Notwithstanding the financial, legal, environmental and technical obstacles posed, rural women farmers continue to show admirable tenacity. A key ally in empowering these women to continue working the land is agroecology. Agroecological approaches include diversification of crops, conservation tillage, green manures, organic compost, biological pest control and rainwater harvesting.

In Zimbabwe, for example, women have been using traditional knowledge passed down from their ancestors to control pests and diseases without having to depend on chemical pesticides. Nyengeterai Munyani, a vibrant farmer in her 70s, has seven hectares of land on which she grows small grain crops. To preserve her crops and control pests, she makes use of a variety of organic methods: “I use leaves from paw trees, which I crush while they are fresh and mix with water. I spray my crops with this solution and that deals with the pests and diseases. There are also indigenous trees like mutsviri and mutovhoti whose barks we burn and sprinkle the ashes on our crops.” In the Masvingo province, producer Gogo Mumvuri also practices diversified farming and organic methods of pest and disease control to lessen environmental impact. “When I plant different crops on the same piece of land at the same time, it reduces pests.
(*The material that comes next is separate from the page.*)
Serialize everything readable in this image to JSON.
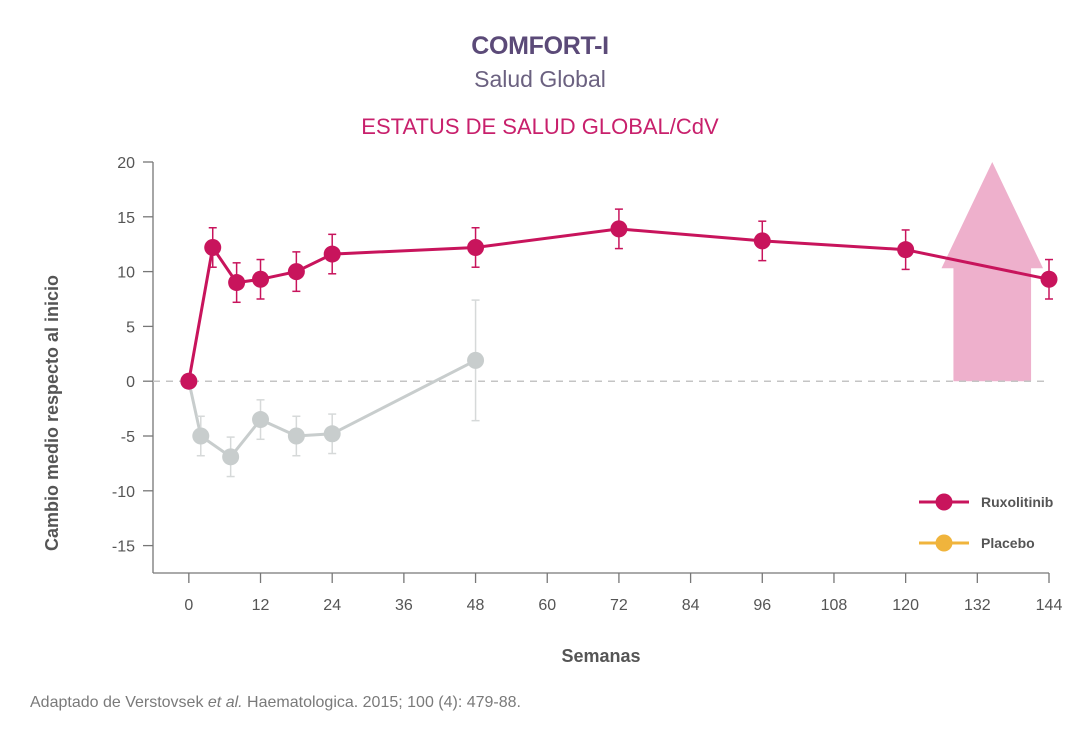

I also use bark from trees in our area like the mukonde tree, whose ashes get rid of pests,” she said.

The adoption of agroecology has also united local communities by providing sharing and learning opportunities for rural women farmers. In the Shashe region of Mashava, Zimbabwe, Vongai Mudzingwa, a 48-year-old seed custodian, explained how agroecology reduced her farming workload, improved her social life, and united her community: “When planting and harvesting, we call our neighbours and work together as a team. This has fostered unity among us. We are now united because we make use of mushandirapamwe.” Mushandirapamwe is a Shona word that loosely translates to working together as one, and it is a very common practice among women seed custodians in Shashe. “Thanks to agroecology, we even have free time on our hands. As women seed custodians, we formed a stokvel (club) where we meet every Thursday to share agroecology farming ideas and exchange seeds, as well as other kitchen equipment and groceries we buy with money we get from selling our farm produce,” she added.

African rural and indigenous women remain undeterred in their commitment to the practice of agroecology and continue to play crucial roles in maintaining healthy food systems.

International Women’s Day reminds us that every day should be dedicated to recongizing and supporting women such as Universe, Restina, Nagitta, Nyengeterai, Gogo and Vongai. It reminds us that we have a critical role to play in tackling discrimination in women’s access to land and natural resources, and addressing gender gaps in rural education, training and finance. Breaking legal and cultural barriers to women’s full engagement in agrifood systems is key to achieving better production, better nutrition, a better environment, and a better life – leaving no one behind.